= Archer Martin (judge) =

Archer Evans Stringer Martin was a Canadian lawyer and judge. He was Chief Justice of British Columbia from 1937 to 1940.

== Biography ==
Born in Hamilton, Canada West in 1865, Archer Martin was the second son of Edward Martin, QC, LLD, the grandson of the Irish politician Richard Martin. He was educated at Trinity College School, Port Hope, and in Ghent in Belgium. He was called to the Manitoba Bar in 1887 and moved to Victoria, British Columbia around 1894.

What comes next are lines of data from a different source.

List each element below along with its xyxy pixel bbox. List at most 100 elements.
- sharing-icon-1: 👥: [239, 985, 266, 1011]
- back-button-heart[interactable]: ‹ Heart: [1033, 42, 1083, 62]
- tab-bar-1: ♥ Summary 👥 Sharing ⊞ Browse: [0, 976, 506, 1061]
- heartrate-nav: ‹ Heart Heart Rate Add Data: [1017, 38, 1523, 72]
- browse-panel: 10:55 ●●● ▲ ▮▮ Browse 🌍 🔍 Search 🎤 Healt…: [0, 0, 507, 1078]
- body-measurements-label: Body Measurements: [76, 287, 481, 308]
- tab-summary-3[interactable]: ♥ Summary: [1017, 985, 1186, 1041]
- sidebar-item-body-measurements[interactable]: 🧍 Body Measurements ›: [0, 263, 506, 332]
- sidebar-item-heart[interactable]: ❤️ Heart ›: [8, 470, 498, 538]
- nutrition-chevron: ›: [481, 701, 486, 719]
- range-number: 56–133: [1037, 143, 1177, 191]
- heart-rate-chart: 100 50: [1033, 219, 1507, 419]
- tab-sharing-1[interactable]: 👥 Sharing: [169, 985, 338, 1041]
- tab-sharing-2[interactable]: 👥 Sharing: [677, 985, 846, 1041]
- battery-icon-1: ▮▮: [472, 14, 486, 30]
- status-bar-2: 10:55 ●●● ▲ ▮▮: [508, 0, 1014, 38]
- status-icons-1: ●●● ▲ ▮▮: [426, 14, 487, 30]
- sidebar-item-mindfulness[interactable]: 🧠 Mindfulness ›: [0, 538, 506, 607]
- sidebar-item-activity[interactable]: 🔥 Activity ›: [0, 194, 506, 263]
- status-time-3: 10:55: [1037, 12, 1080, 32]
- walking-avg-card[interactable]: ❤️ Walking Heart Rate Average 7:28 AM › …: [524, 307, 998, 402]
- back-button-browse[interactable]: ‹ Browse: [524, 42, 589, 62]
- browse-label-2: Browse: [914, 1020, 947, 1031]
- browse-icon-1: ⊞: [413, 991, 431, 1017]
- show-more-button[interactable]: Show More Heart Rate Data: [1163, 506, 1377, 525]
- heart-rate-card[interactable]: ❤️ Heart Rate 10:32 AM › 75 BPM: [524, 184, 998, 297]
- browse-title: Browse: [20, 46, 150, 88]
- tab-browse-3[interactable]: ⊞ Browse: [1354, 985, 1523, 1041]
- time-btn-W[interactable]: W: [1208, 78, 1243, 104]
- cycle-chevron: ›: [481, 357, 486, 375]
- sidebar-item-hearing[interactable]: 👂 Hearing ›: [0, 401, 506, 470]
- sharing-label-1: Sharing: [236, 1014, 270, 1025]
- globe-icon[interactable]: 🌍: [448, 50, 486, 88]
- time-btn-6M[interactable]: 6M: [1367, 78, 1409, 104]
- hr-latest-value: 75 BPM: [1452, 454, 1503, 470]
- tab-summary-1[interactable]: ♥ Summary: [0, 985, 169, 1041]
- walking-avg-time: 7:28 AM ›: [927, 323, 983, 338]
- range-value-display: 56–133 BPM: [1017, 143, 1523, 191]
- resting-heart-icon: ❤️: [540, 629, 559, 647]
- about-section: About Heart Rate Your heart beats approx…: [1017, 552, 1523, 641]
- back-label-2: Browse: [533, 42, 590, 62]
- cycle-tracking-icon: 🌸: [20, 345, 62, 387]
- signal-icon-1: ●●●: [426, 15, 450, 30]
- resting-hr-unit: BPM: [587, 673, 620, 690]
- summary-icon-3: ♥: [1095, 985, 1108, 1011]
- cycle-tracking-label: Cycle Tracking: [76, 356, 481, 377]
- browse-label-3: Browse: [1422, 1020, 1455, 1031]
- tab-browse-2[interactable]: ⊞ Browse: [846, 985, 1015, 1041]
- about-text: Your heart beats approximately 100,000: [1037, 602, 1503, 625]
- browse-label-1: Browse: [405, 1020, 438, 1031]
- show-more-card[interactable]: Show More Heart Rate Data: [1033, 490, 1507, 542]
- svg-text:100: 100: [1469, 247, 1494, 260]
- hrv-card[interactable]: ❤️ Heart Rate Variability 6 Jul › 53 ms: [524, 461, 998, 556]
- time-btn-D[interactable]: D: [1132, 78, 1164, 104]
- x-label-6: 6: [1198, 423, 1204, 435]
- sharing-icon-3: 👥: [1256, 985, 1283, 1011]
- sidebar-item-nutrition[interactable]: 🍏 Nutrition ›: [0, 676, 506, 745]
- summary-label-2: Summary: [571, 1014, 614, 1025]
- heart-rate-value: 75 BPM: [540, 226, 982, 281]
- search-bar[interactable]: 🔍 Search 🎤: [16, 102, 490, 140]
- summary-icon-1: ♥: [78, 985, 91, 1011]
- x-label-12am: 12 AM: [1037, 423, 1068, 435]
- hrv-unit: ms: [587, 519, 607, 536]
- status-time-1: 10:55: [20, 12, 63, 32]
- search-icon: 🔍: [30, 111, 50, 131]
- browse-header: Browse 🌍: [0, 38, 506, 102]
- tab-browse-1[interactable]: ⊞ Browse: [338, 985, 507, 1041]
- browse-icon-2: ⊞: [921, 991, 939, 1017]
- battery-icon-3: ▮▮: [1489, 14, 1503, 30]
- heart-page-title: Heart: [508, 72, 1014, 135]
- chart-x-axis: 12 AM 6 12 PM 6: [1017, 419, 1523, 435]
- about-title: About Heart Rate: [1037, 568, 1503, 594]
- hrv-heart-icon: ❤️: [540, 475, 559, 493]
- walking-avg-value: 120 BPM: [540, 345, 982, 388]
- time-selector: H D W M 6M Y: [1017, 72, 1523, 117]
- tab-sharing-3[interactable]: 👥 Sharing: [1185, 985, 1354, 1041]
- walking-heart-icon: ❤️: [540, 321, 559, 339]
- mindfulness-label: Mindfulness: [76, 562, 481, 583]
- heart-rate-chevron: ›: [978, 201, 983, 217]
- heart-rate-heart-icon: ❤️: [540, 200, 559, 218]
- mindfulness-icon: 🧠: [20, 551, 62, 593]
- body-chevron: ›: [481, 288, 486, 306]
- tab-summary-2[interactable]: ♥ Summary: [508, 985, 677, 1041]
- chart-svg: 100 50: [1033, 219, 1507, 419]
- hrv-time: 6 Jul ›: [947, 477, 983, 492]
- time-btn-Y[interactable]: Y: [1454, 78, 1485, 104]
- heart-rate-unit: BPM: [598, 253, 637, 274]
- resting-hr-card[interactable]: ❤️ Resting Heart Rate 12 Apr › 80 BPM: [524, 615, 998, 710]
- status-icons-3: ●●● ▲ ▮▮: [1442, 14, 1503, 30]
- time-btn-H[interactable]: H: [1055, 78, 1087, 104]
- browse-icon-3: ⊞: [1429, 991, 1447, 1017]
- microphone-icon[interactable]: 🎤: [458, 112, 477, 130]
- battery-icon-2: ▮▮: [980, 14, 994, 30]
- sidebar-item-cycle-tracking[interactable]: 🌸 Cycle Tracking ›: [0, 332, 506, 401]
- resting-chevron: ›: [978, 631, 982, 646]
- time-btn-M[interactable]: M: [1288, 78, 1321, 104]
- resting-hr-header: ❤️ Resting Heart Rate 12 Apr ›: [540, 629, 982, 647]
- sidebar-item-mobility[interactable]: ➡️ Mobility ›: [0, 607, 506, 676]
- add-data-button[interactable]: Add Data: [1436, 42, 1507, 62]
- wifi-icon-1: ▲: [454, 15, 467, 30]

A Liberal in politics, he was appointed by Sir Wilfrid Laurier to the Supreme Court of British Columbia in 1898, a Deputy Judge in Admiralty for British Columbia in 1899, and Judge in Admiralty for British Columbia in 1902. He was appointed to the British Columbia Court of Appeal on its establishment in 1910. Appointed Chief Justice of British Columbia in 1937, he retired in 1940.

Martin has the distinction of being the last Canadian judge to wear a wig in court. The wearing of wigs was abolished by statute in British Columbia in 1905, but Martin insisted that the province had no jurisdiction to dictate his court dress when sitting in his Admiralty jurisdiction. Hence, he and counsel appearing in front of him in Admiralty cases continued to wear wigs.